Ronda’ya gitmek için buradan, yani Marbella’dan  iç kesimlere dağlara doğru sapıyoruz. Gittikçe hava biraz sertleşiyor. Ama güneş tepemizde, berrak bir nisan günü, tertemiz havayı ciğerlerimize dolduruyoruz. Ronda’ya giderken Türiye yollarında görmediğimiz, hatta dünyanın hiçbir yerinde görmeyeceğiniz bir trafik levhası çıkıyor karşımıza; Dikkat Boğa çıkabilir. Şaka gibi ama gerçek.. Nede olsa Ronda, ilk boğa güreşlerinin yapıldığı yer.

RONDA

Ronda, İspanya’nın eski yerleşim birimlerinden. Birçok fikir ve sanat adamına ilham kaynağı olmuş Ronda. Endülüs müslümanlarının en son çekildikleri yerlerden biri. İngiliz ressam David Bomberg, Amerikalı yazar Ernst Hamingway, Amerikalı yönetmen Orson Welles  ve Alman şair Rainer Maria Rilke Ronda’ya sevdalanan ünlüler. Ernest Hemingway ve Orson Welles’in  defalarca Ronda’ya geldiği söylenmektedir. Ronda boğa güreşlerinin yapıldığı ilk kent olarak da anılmaktadır. Ronda’lı Pedro Romero, ”Ronda Tarzı”yla  ismini boğa güreşi tarihine yazdıranlardan. Ronda insanı gerçekten şaşırtıyor. Dik yamaçların üstüne kurulmuş beyaz badanalı evleriyle, meşhur yeni köprüsünden aşağıya doğru yer alan derin uçurumlu kanyonuyla nefesinizi keser. Yeni köprü (Puento Nuevo) dediğimize bakmayın, en az 200 yıllık geçmişi var ve iki kanyonu veya şehrin iki yakasını birbirine bağlar. 120 metre yüksekliğindedir. Daha aşağıda yeralan Puento Vieja-Eski Köprü ise 11. yüzyıldan kalma. Bu köprü Puento Arabe-Arap köprüsü olarak da bilinmektedir. Şehrin trafiği yeni köprüden işliyor. 19. yüzyı romantiklerine ilham veren Ronda için Rilke, ”Dünyada eşi benzeri olmayan yer” ifadelerini kullanmıştır. Ronda’nın en önemli tarihi eserlerinden olan Santa Maria La Mayor katedrali eskiden bir cami  imiş. Şehirde harabe halde 13. ve 14. yüzyıldan kalma Arap Banyoları (Baños Arabes) bulunmaktadır.

SEVİLLA

Ronda’dan Sevilla’ya giden kestirme bir yolu keşfettiğimizden sahil şeridindeki Cebel-i Tarık ve Tarifa gezimizi son güne bırakıyoruz. Ronda’da akşam olmakta Endülüs hüznü de yavaş yavaş içimize dolmaktadır. Önceden kesin belirlenmemiş bir rotamız olmadığından Sevilla’da öncelikle bir otel bulmamız gerekiyor. İnternet üzerinden Sevilla yakınlarında bir otel tesbit ediyoruz. Arabamızda bulunan Navigasyon yardımıyla otele varıyoruz. Kısmetliymişiz, fazla zorluk çekmeden bu işleri hallettik. Sevilla önemli  Endülüs kentlerinden biri. Bugün de bu eyaletin başşehri.

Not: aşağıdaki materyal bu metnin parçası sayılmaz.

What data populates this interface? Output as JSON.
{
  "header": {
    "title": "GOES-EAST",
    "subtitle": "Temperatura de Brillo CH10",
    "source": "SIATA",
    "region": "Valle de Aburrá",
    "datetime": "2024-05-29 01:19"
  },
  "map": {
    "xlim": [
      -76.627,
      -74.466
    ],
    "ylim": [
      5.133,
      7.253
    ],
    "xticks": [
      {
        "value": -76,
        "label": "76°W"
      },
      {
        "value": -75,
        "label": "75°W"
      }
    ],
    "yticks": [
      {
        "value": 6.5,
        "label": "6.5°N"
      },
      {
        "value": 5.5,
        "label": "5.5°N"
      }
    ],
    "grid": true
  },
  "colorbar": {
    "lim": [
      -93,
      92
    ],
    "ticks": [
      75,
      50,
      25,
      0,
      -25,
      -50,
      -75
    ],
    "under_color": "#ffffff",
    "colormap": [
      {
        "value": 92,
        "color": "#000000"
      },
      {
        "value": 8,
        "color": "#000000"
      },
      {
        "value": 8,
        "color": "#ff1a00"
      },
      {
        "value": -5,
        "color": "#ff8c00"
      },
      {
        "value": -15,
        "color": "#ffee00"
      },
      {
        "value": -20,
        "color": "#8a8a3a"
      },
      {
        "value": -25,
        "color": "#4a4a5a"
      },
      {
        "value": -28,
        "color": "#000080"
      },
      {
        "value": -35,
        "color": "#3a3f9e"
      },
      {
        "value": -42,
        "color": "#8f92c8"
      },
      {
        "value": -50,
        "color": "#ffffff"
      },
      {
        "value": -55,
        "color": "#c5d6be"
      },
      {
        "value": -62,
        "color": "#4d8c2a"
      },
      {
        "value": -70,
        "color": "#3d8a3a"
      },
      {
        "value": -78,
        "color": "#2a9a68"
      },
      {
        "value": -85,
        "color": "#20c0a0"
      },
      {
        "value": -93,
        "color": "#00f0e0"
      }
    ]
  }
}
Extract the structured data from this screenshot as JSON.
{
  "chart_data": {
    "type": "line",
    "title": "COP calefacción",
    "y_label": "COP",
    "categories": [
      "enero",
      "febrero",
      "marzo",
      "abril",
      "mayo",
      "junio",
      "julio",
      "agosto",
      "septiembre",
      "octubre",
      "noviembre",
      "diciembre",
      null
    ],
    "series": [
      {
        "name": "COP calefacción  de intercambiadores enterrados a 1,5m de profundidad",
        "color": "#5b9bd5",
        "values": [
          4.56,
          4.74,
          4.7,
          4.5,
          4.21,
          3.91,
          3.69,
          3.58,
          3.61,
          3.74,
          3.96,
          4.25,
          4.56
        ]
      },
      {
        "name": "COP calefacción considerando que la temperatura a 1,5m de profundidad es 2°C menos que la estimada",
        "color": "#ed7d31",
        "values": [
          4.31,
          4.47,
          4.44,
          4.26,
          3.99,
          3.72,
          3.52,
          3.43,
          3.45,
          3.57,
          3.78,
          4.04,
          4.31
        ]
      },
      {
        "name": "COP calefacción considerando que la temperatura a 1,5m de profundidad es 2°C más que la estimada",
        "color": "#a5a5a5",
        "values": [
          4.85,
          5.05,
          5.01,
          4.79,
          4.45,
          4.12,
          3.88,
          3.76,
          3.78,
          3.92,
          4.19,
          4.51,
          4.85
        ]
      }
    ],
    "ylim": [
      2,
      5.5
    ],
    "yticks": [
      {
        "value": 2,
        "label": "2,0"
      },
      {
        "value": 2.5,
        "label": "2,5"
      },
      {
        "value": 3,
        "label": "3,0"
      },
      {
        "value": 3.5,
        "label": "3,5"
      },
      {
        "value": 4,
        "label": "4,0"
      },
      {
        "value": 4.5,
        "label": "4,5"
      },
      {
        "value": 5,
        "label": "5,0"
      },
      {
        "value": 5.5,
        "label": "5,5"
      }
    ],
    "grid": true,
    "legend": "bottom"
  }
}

Sevilla’da gezimize  İspanya Meydanı’ndan ( Plaza de España ) başlıyoruz. Neo-Mudejar tarzında dizayn edilmiş bu meydan tek kelimeyle muhteşem.

Sevilla şehrinin güney kısmı 1929 yılındaki Latin Ülkeleri Fuarı için yeniden düzenleniyor. Yeni bulvarlar, parklar, bahçeler yapılıyor. Bu parklardan biri olan Maria Luisa Parkı’nin içinde ise İspanya Meydanı oluşturuluyor. İspanya’nın o dönemde sahip olduğu endüstri ve teknolojiyi sergilemede kullanılan devasa kompleks, Aníbal González tarafından dizayn edilmiş.

Bir yarım daire şeklindeki bu kompleksin dış kısmında devasa bir bina, binanın meydana bakan kısmında, İspanya’nın o zamanki tüm şehirlerinin simgelerinin bulunduğu minik köşeler, meydanda çok büyük bir çeşme, çeşmeden akan suların oluşturduğu kanallar ve kanalların üstünden geçen köprüler bulunuyor. Tüm bu ögelerin üzerinde, muhteşem seramikler ve çiniler bulunuyor.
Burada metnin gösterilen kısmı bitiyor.